The Long Good Friday

If you look online you’ll find no end of rapturous reviews for John Mackenzie’s London-set gangster movie. Frankly this mystifies me. For a start since Lock Stock & Two Smoking Barrels (1998) Guy Richie has owned the sub-genre and even he has struggled to match it. Plot-wise,The Long Good Friday is in the same territory but it doesn’t come close to LS&TSB's style and invention. This doesn’t necessarily doom Mackenzie’s film but whilst it has some merit in its historical context, in itself it is an largely unremarkable film almost televisual in execution (Mackenzie’s previous directorial work had all been for the small screen).    

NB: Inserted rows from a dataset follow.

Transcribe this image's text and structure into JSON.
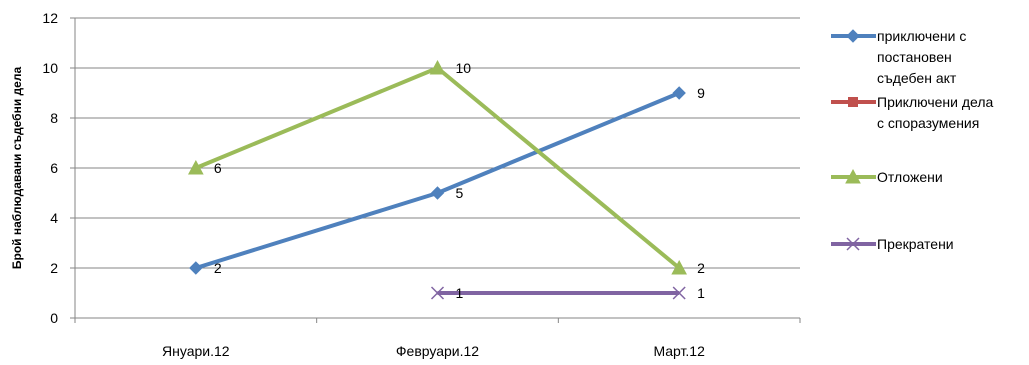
{
  "chart_data": {
    "type": "line",
    "title": "",
    "xlabel": "",
    "ylabel": "Брой наблюдавани съдебни дела",
    "categories": [
      "Януари.12",
      "Февруари.12",
      "Март.12"
    ],
    "ylim": [
      0,
      12
    ],
    "yticks": [
      0,
      2,
      4,
      6,
      8,
      10,
      12
    ],
    "grid": "horizontal",
    "legend_position": "right",
    "series": [
      {
        "name": "приключени с постановен съдебен акт",
        "legend_lines": [
          "приключени с",
          "постановен",
          "съдебен акт"
        ],
        "values": [
          2,
          5,
          9
        ],
        "color": "#4F81BD",
        "marker": "diamond"
      },
      {
        "name": "Приключени дела с споразумения",
        "legend_lines": [
          "Приключени дела",
          "с споразумения"
        ],
        "values": [
          null,
          null,
          null
        ],
        "color": "#C0504D",
        "marker": "square"
      },
      {
        "name": "Отложени",
        "legend_lines": [
          "Отложени"
        ],
        "values": [
          6,
          10,
          2
        ],
        "color": "#9BBB59",
        "marker": "triangle"
      },
      {
        "name": "Прекратени",
        "legend_lines": [
          "Прекратени"
        ],
        "values": [
          null,
          1,
          1
        ],
        "color": "#8064A2",
        "marker": "x"
      }
    ]
  }
}
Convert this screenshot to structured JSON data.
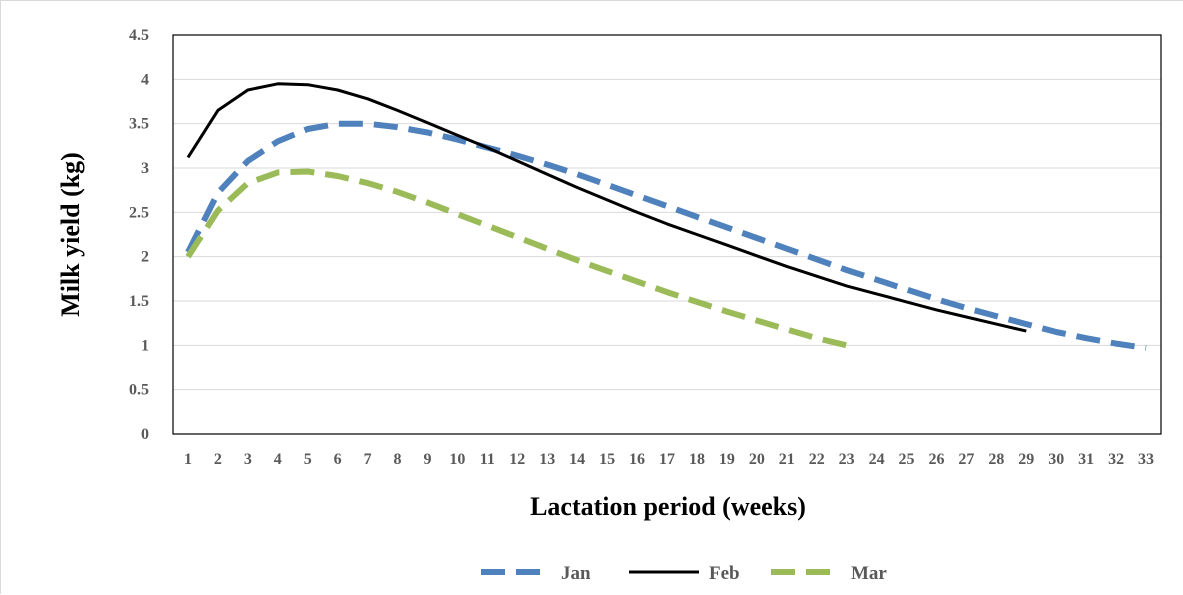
{
  "chart_data": {
    "type": "line",
    "xlabel": "Lactation period (weeks)",
    "ylabel": "Milk yield (kg)",
    "ylim": [
      0,
      4.5
    ],
    "y_ticks": [
      "0",
      "0.5",
      "1",
      "1.5",
      "2",
      "2.5",
      "3",
      "3.5",
      "4",
      "4.5"
    ],
    "x_categories": [
      "1",
      "2",
      "3",
      "4",
      "5",
      "6",
      "7",
      "8",
      "9",
      "10",
      "11",
      "12",
      "13",
      "14",
      "15",
      "16",
      "17",
      "18",
      "19",
      "20",
      "21",
      "22",
      "23",
      "24",
      "25",
      "26",
      "27",
      "28",
      "29",
      "30",
      "31",
      "32",
      "33"
    ],
    "grid": "horizontal",
    "legend_position": "bottom",
    "series": [
      {
        "name": "Jan",
        "color": "#4f81bd",
        "style": "dashed",
        "values": [
          2.05,
          2.72,
          3.08,
          3.3,
          3.44,
          3.5,
          3.5,
          3.46,
          3.4,
          3.32,
          3.23,
          3.14,
          3.04,
          2.93,
          2.81,
          2.69,
          2.57,
          2.45,
          2.33,
          2.21,
          2.09,
          1.97,
          1.85,
          1.74,
          1.63,
          1.52,
          1.42,
          1.33,
          1.24,
          1.15,
          1.08,
          1.02,
          0.97
        ]
      },
      {
        "name": "Feb",
        "color": "#000000",
        "style": "solid",
        "values": [
          3.12,
          3.65,
          3.88,
          3.95,
          3.94,
          3.88,
          3.78,
          3.65,
          3.51,
          3.37,
          3.23,
          3.08,
          2.93,
          2.78,
          2.64,
          2.5,
          2.37,
          2.25,
          2.13,
          2.01,
          1.89,
          1.78,
          1.67,
          1.58,
          1.49,
          1.4,
          1.32,
          1.24,
          1.16
        ]
      },
      {
        "name": "Mar",
        "color": "#9bbb59",
        "style": "dashed",
        "values": [
          2.0,
          2.52,
          2.83,
          2.95,
          2.96,
          2.91,
          2.83,
          2.73,
          2.61,
          2.48,
          2.35,
          2.22,
          2.09,
          1.96,
          1.84,
          1.72,
          1.6,
          1.49,
          1.38,
          1.28,
          1.18,
          1.08,
          1.0
        ]
      }
    ]
  }
}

Bob Hoskins plays Harry Shand, a Cockney tough who has risen up the ranks of the London gangster world and is now trying to put together a deal with the American Mafia to redevelop London’s abandoned Docklands. Their negotiator, Charlie (Eddie Constantine, who will be forever remembered for his role in Jean-Luc Godard’s Alphaville, 1965) has arrived to seal the deal but as Harry wines and dines Charlie his organization comes under attack on multiple fronts, destabilizing his plans. 

The film, scripted by Barrie Keeffe, does deserve some attention as registering the connection between the IRA and organized crime and as a harbinger of the transformation of London that began in the “greed is good” decade of the 1980s when globalized capital began blurring  the lines between legal and illegal money. However as a gangster film The Long Good Friday doesn’t come to close much ballsier precedents as Mike Hodges Get Carter (1971) and English director, John Boormsan’s Point Blank (1967)

In the role that made him a star Hoskins growls and pops his eye-balls but no-one is particularly intimidated and his caricatural “orright my son?” Cockney accent puts him more in company with Alf Garnett and Harold Steptoe than Michael Caine and Lee Marvin. At the other end of the spectrum Helen Mirren is too opinionated and too inherently middle-class to convince as Harry’s moll, even if he does get to land one on her. The rest of the cast are a largely undifferentiated group of henchmen (one of them is played by Alan Ford who would be so scary as a gang boss in Guy Ritchie’s Snatch, 2000) and another is a very pretty Pierce Brosnan making his unlikely film debut.

There are a couple of scenes that impress, one which is set in an abattoir and recalls (no relation) Michael Ritchie’s Prime Cut (1973) and the other which holds Harry in extreme close-up as the film's evocative final shot. But offsetting this Frank Monkman’s synthesizer is over-exposed. 

FYI: Hoskins would find himself more suited to playing the small-time gangster of Mona Lisa (1986).